Community. Belonging. Family. These are the keys to survival in real life and in the digital one. There are many great games out there, but they never quite feel as homey or as welcoming as a good online game. It's far more rewarding to beat a boss with a friend than by yourself. That's where a game like Blizzard's World of Warcraft comes in.
Blizzard has a fantastic online community and many of its games are structured around completing tasks as a team. But there's something more to Blizzard's community. It creates lifelong friendships, and some relationships go even deeper than that.
I'm a nerd. I don't know about you, but being a nerd in high school meant not having a lot of friends who shared your peculiar interests — especially since I'm also a girl. Life got pretty lonely sometimes, and gaming was one of my few outlets. But it was also a passion.
As with all passions, I wanted to share my accomplishments with my close friends. Unfortunately, they never knew what I was talking about and often just wrote me off when I'd excitedly explain to them how I kicked butt in the arena or took down a particular boss. Eventually they'd just give up and I'd go back to feeling lonely and misunderstood.
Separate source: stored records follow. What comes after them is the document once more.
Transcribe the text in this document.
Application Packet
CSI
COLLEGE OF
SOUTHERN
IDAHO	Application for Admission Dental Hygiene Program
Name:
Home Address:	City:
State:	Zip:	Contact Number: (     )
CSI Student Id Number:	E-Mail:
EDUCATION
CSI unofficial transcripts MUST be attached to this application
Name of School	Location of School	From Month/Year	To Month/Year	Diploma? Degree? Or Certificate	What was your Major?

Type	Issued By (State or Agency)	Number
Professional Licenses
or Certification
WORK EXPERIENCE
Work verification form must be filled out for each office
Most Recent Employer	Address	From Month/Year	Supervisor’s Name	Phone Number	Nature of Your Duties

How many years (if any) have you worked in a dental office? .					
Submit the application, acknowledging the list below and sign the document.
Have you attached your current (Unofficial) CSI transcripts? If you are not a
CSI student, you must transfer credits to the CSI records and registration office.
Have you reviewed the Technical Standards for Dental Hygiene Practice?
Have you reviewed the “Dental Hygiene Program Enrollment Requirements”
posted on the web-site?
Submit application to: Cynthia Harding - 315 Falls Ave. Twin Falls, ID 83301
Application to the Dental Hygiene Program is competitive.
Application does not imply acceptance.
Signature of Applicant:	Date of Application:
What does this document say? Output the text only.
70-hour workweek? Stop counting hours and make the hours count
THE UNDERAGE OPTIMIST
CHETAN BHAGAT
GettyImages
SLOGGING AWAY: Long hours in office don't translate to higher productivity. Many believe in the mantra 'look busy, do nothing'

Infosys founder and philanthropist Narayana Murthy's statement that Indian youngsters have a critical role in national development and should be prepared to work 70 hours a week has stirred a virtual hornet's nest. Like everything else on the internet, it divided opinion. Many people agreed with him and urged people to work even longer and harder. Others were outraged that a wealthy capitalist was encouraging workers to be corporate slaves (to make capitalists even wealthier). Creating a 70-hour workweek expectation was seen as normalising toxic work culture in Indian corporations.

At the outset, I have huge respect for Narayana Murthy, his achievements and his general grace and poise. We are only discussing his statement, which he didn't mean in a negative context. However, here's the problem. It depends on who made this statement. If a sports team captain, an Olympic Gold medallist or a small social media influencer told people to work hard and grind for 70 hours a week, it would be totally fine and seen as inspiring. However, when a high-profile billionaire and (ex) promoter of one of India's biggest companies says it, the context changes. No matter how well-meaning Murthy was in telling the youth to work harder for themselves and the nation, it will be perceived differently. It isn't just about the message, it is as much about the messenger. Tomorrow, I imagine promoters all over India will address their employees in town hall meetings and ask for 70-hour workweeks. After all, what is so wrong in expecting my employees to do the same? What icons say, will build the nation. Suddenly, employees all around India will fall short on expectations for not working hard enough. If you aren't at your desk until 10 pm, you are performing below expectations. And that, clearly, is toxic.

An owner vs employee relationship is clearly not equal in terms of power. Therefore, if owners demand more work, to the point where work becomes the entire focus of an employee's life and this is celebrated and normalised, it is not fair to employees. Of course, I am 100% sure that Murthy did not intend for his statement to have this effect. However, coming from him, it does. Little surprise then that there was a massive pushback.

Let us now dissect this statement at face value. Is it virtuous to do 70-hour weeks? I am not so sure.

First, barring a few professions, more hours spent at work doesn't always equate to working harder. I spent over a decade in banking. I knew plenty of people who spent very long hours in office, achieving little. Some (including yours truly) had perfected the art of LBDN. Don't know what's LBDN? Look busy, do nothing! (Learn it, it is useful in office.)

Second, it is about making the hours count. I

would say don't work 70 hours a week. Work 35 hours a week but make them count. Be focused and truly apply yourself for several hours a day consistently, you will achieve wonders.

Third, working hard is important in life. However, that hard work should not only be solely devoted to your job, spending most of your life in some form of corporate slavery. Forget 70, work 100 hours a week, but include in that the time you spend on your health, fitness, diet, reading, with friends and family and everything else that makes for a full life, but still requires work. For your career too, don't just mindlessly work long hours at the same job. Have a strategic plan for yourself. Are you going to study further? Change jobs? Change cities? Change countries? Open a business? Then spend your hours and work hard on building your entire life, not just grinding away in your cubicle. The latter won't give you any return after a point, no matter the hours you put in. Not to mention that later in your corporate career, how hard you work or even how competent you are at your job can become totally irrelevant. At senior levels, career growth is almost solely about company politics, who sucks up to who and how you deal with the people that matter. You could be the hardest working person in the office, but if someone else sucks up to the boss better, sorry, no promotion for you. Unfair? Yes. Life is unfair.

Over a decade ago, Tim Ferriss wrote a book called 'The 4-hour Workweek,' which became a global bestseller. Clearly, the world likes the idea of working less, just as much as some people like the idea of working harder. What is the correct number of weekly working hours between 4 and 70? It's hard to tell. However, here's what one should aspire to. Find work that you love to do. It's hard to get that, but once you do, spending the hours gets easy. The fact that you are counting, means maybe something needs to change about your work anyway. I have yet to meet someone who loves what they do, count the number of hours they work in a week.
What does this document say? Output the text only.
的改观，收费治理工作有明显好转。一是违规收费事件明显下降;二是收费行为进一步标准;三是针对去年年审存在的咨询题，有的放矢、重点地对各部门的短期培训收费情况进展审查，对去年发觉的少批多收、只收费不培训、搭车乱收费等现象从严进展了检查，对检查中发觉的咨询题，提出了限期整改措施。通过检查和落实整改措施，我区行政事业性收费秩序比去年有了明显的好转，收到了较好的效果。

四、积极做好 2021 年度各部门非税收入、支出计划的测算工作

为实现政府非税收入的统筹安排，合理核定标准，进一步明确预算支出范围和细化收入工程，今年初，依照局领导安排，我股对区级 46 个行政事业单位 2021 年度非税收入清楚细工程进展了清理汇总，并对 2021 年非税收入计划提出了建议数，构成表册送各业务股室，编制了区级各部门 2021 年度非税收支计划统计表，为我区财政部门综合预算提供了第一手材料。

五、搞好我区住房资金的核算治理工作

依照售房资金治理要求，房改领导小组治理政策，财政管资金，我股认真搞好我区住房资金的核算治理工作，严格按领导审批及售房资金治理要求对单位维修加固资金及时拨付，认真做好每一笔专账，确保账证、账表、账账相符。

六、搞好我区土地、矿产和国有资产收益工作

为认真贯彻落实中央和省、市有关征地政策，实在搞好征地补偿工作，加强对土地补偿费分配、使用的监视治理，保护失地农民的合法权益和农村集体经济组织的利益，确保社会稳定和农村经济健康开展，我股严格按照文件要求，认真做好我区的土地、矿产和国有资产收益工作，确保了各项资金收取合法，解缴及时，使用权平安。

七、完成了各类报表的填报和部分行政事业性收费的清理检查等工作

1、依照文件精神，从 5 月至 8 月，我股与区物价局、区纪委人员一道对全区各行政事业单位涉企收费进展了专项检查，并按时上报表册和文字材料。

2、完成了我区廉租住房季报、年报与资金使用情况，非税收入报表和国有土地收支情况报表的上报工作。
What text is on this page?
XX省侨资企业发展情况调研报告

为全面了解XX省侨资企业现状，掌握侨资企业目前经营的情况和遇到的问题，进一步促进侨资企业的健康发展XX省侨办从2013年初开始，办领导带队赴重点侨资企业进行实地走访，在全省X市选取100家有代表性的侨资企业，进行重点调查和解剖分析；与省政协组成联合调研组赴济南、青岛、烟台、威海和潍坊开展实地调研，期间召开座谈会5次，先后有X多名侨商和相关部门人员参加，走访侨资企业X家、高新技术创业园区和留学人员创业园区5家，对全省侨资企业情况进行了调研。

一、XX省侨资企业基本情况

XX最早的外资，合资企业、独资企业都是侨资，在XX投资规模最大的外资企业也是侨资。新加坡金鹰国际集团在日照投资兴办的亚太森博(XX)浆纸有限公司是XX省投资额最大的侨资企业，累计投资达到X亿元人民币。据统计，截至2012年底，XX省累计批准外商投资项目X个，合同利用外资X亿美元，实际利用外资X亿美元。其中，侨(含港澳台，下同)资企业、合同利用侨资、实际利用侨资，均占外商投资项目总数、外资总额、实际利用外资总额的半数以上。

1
World of Warcraft has guilds, which are loose families of players who tackle the game's challenges and hang out in a chatroom together.
I remember the first time I joined a guild. Suddenly, I had a slew of people who could help me with quests or answer questions about something I was having a difficult time understanding. I had people who I could easily trade with for a better deal than I could with some BK Randy (bad kid random). And every time I leveled up, I'd have someone shoot me a "congrats!"
Eventually it got to the point that on our downtime between battles, we'd start talking about more personal things and getting to know each other on a real-life basis. To me, that was the real treasure that I took from this game. Something happened that I didn't expect: I made lasting relationships with people who were just like me.
The sense of closeness you share with the people you play WoW with is much like what I imagine a wolf pack must feel like. These people knew me better than most of my own family members. I would even say that it is better than meeting someone on a dating app!
Not only did I meet my eventual boyfriend on WoW, but I met some of my guild mates in real life, too. Some people might caution that meeting strangers from an online community is dangerous, but I truly knew these people. I had their Facebook profiles and their phone numbers.
I had probably spoken to their significant others at some point, begging them to let my "guildy" play just a little longer until we could finish a certain boss fight. I congratulated one guild member when they had a baby and was invited to another's wedding.
These were some of the best times I had in my life and some of the best relationships I've ever had. We've remained good friends, even though it's been a few years since I played WoW, and none of my guildies still play due to, well — life. But we all still keep in contact.
Every now and then we'll hit each other up to play a game because we became more than just a guild. We evolved into a family.